Charles m’apparaît avoir déjà ruminé cette question, puisqu’elle semble avoir amené beaucoup d’interrogations et de réflexions chez lui. Pour lui, il y a quelque chose d’extrêmement triste dans cette fin, car dès que Daft Punk dévoilait un album, ils révolutionnaient la musique. « Soit ils lançaient une tendance, soit ils en ramenaient une. Enfin, de voir Daft Punk se séparer, c’est peut-être se dire qu’ils n’ont plus rien à apporter, ou qu’ils n’ont plus envie d’apporter quoi que ce soit. C’est à se demander : faut-il réfléchir à ce qu’est devenue la musique maintenant? », se demande Charles.

La tête pensante de L’Impératrice avance que la raison pour laquelle la grande majorité des gens a mordu à l’hameçon à chaque coup reste que Daft Punk proposait une musique socioculturelle. « C’est que derrière leurs morceaux hyper divertissants se trouvait toujours une analyse de l’époque. Et c’est ce qu’il y a de plus beau dans la musique de Daft Punk! Ça fait chier, on a besoin de s’inspirer de gens comme ça », termine Charles, la mine basse.

Écrire des textes forts, sans se prendre au sérieux

Les textes, et c’est ce qu’on remarque rapidement, marquent une rupture de continuité avec leur précédent opus, puisqu’ils occupent une place prédominante dans l’album.

L’unique représentante de la gent féminine au sein du sextuor, c’est Flore. Elle compose les mélodies de voix et écrit la majorité des paroles qu’elle interprète merveilleusement. C’est un travail qu’elle a exécuté en duo avec Charles pour Matahari, alors que sur Tako Tsubo, elle s’est débrouillée toute seule pendant que les garçons enregistraient les instrumentaux en studio.

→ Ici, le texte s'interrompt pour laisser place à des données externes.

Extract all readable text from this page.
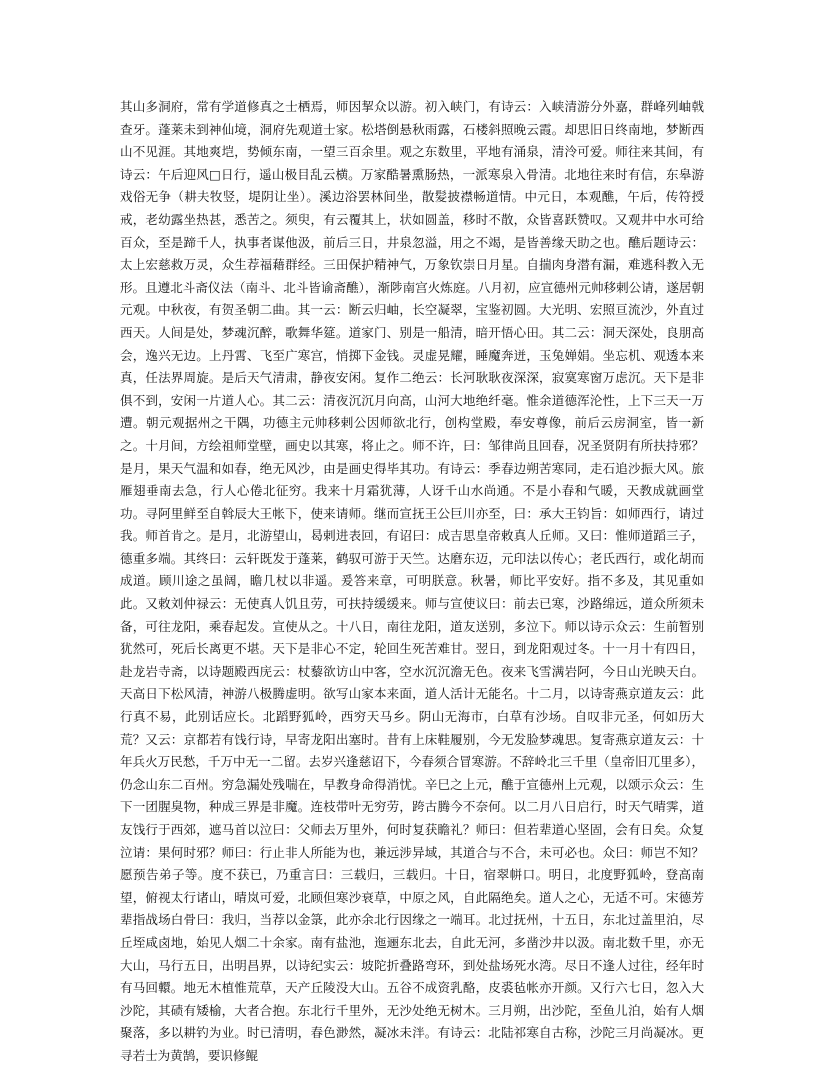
其山多洞府，常有学道修真之士栖焉，师因挈众以游。初入峡门，有诗云：入峡清游分外嘉，群峰列岫戟查牙。蓬莱未到神仙境，洞府先观道士家。松塔倒悬秋雨露，石楼斜照晚云霞。却思旧日终南地，梦断西山不见涯。其地爽垲，势倾东南，一望三百余里。观之东数里，平地有涌泉，清泠可爱。师往来其间，有诗云：午后迎风□日行，遥山极目乱云横。万家酷暑熏肠热，一派寒泉入骨清。北地往来时有信，东皋游戏俗无争（耕夫牧竖，堤阴让坐）。溪边浴罢林间坐，散髪披襟畅道情。中元日，本观醮，午后，传符授戒，老幼露坐热甚，悉苦之。须臾，有云覆其上，状如圆盖，移时不散，众皆喜跃赞叹。又观井中水可给百众，至是蹄千人，执事者谋他汲，前后三日，井泉忽溢，用之不竭，是皆善缘天助之也。醮后题诗云：太上宏慈救万灵，众生荐福藉群经。三田保护精神气，万象钦崇日月星。自揣肉身潜有漏，难逃科教入无形。且遵北斗斋仪法（南斗、北斗皆谕斋醮），渐陟南宫火炼庭。八月初，应宣德州元帅移剌公请，遂居朝元观。中秋夜，有贺圣朝二曲。其一云：断云归岫，长空凝翠，宝鉴初圆。大光明、宏照亘流沙，外直过西天。人间是处，梦魂沉醉，歌舞华筵。道家门、别是一船清，暗开悟心田。其二云：洞天深处，良朋高会，逸兴无边。上丹霄、飞至广寒宫，悄掷下金钱。灵虚晃耀，睡魔奔迸，玉兔婵娟。坐忘机、观透本来真，任法界周旋。是后天气清肃，静夜安闲。复作二绝云：长河耿耿夜深深，寂寞寒窗万虑沉。天下是非俱不到，安闲一片道人心。其二云：清夜沉沉月向高，山河大地绝纤毫。惟余道德浑沦性，上下三天一万遭。朝元观据州之干隅，功德主元帅移剌公因师欲北行，创构堂殿，奉安尊像，前后云房洞室，皆一新之。十月间，方绘祖师堂壁，画史以其寒，将止之。师不许，曰：邹律尚且回春，况圣贤阴有所扶持邪？是月，果天气温和如春，绝无风沙，由是画史得毕其功。有诗云：季春边朔苦寒同，走石追沙振大风。旅雁翅垂南去急，行人心倦北征穷。我来十月霜犹薄，人讶千山水尚通。不是小春和气暖，天教成就画堂功。寻阿里鲜至自斡辰大王帐下，使来请师。继而宣抚王公巨川亦至，曰：承大王钧旨：如师西行，请过我。师首肯之。是月，北游望山，曷剌进表回，有诏曰：成吉思皇帝敕真人丘师。又曰：惟师道蹈三子，德重多端。其终曰：云轩既发于蓬莱，鹤驭可游于天竺。达磨东迈，元印法以传心；老氏西行，或化胡而成道。顾川途之虽阔，瞻几杖以非遥。爰答来章，可明朕意。秋暑，师比平安好。指不多及，其见重如此。又敕刘仲禄云：无使真人饥且劳，可扶持缓缓来。师与宣使议曰：前去已寒，沙路绵远，道众所须未备，可往龙阳，乘春起发。宣使从之。十八日，南往龙阳，道友送别，多泣下。师以诗示众云：生前暂别犹然可，死后长离更不堪。天下是非心不定，轮回生死苦难甘。翌日，到龙阳观过冬。十一月十有四日，赴龙岩寺斋，以诗题殿西庑云：杖藜欲访山中客，空水沉沉澹无色。夜来飞雪满岩阿，今日山光映天白。天高日下松风清，神游八极腾虚明。欲写山家本来面，道人活计无能名。十二月，以诗寄燕京道友云：此行真不易，此别话应长。北蹈野狐岭，西穷天马乡。阴山无海市，白草有沙场。自叹非元圣，何如历大荒？又云：京都若有饯行诗，早寄龙阳出塞时。昔有上床鞋履别，今无发脸梦魂思。复寄燕京道友云：十年兵火万民愁，千万中无一二留。去岁兴逢慈诏下，今春须合冒寒游。不辞岭北三千里（皇帝旧兀里多），仍念山东二百州。穷急漏处残喘在，早教身命得消忧。辛巳之上元，醮于宣德州上元观，以颂示众云：生下一团腥臭物，种成三界是非魔。连枝带叶无穷劳，跨古腾今不奈何。以二月八日启行，时天气晴霁，道友饯行于西郊，遮马首以泣曰：父师去万里外，何时复获瞻礼？师曰：但若辈道心坚固，会有日矣。众复泣请：果何时邪？师曰：行止非人所能为也，兼远涉异域，其道合与不合，未可必也。众曰：师岂不知？愿预告弟子等。度不获已，乃重言曰：三载归，三载归。十日，宿翠帡口。明日，北度野狐岭，登高南望，俯视太行诸山，晴岚可爱，北顾但寒沙衰草，中原之风，自此隔绝矣。道人之心，无适不可。宋德芳辈指战场白骨曰：我归，当荐以金箓，此亦余北行因缘之一端耳。北过抚州，十五日，东北过盖里泊，尽丘垤咸卤地，始见人烟二十余家。南有盐池，迤逦东北去，自此无河，多凿沙井以汲。南北数千里，亦无大山，马行五日，出明昌界，以诗纪实云：坡陀折叠路弯环，到处盐场死水湾。尽日不逢人过往，经年时有马回轘。地无木植惟荒草，天产丘陵没大山。五谷不成资乳酪，皮裘毡帐亦开颜。又行六七日，忽入大沙陀，其碛有矮榆，大者合抱。东北行千里外，无沙处绝无树木。三月朔，出沙陀，至鱼儿泊，始有人烟聚落，多以耕钓为业。时已清明，春色渺然，凝冰未泮。有诗云：北陆祁寒自古称，沙陀三月尚凝冰。更寻若士为黄鹄，要识修鲲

« Pour Matahari, j’écrivais surtout des textes un peu rêveurs, très lunaires, hors sol tu vois. Le but, c’était plus d’avoir des textes qui sont jolis et qui sonnent bien, mais qui ne veulent pas dire grand chose! Donc, là, déjà d’avoir des morceaux qui signifient quelque chose, mais en plus, je pense que d’y apporter de l’ironie, ça c’était un deuxième step que je voulais passer », raconte Flore, à propos de ton processus d’écriture.

L’ironie dont parle l’autrice se retrouve particulièrement dans la chanson Peur des filles, une pièce à propos de laquelle j’avais des questions. Quel avait été l’événement déclencheur de cette prise de parole, pour Flore, s’il y en avait eu un? Car on sait que l’artiste a dénoncé le sexisme dont elle a été victime plus jeune, dans le milieu musical français, il y a quelques temps.

« Peur des filles s’est faite naturellement. Je ne m’étais pas dit : Je vais écrire une chanson féministe. Je me suis dit qu’en explorant l’ironie à travers l’ambiance de ce morceau, ça pouvait être une bonne façon de parler de féminisme », avoue-t-elle.

« Du coup, pour Peur des filles, je trouvais ça marrant de choisir de prendre l’angle d’un gros macho, et donc de me moquer de tous les genres de stéréotypes que ce genre de mecs pourraient poser sur les féministes, comme les hystériques, par exemple. De parler de ces tabous avec un certain ton, en restant léger, mais quand même d’en parler. Ça a d’ailleurs pu énerver certaines personnes…! Sur YouTube, on nous a écrit qu’on se mettait consensuel, que c’était lamentable d’être mainstream comme ça parce qu’on parlait de féminisme… » Si être féministe est devenu mainstream, eh bien on est dûs pour s’asseoir et jaser des véritables visées de cette lutte.

Dans l’optique d’en faire davantage pour la cause des femmes en musique, Flore a justement démarré tout récemment un podcast mensuel féministe, intitulé Cherchez la femme, via Tsugi Radio. Et ça n’a rien de mainstream! « Le but est de faire entendre la musique de ces femmes trop souvent restées dans l’ombre, et donner la parole à certaines d’entre elles par un entretien autour de leur place de femme dans un milieu résolument masculin », peut-on lire à propos de l’émission.

En terminant, sur votre téléphone portable, quelle est la dernière chanson que vous avez écouté?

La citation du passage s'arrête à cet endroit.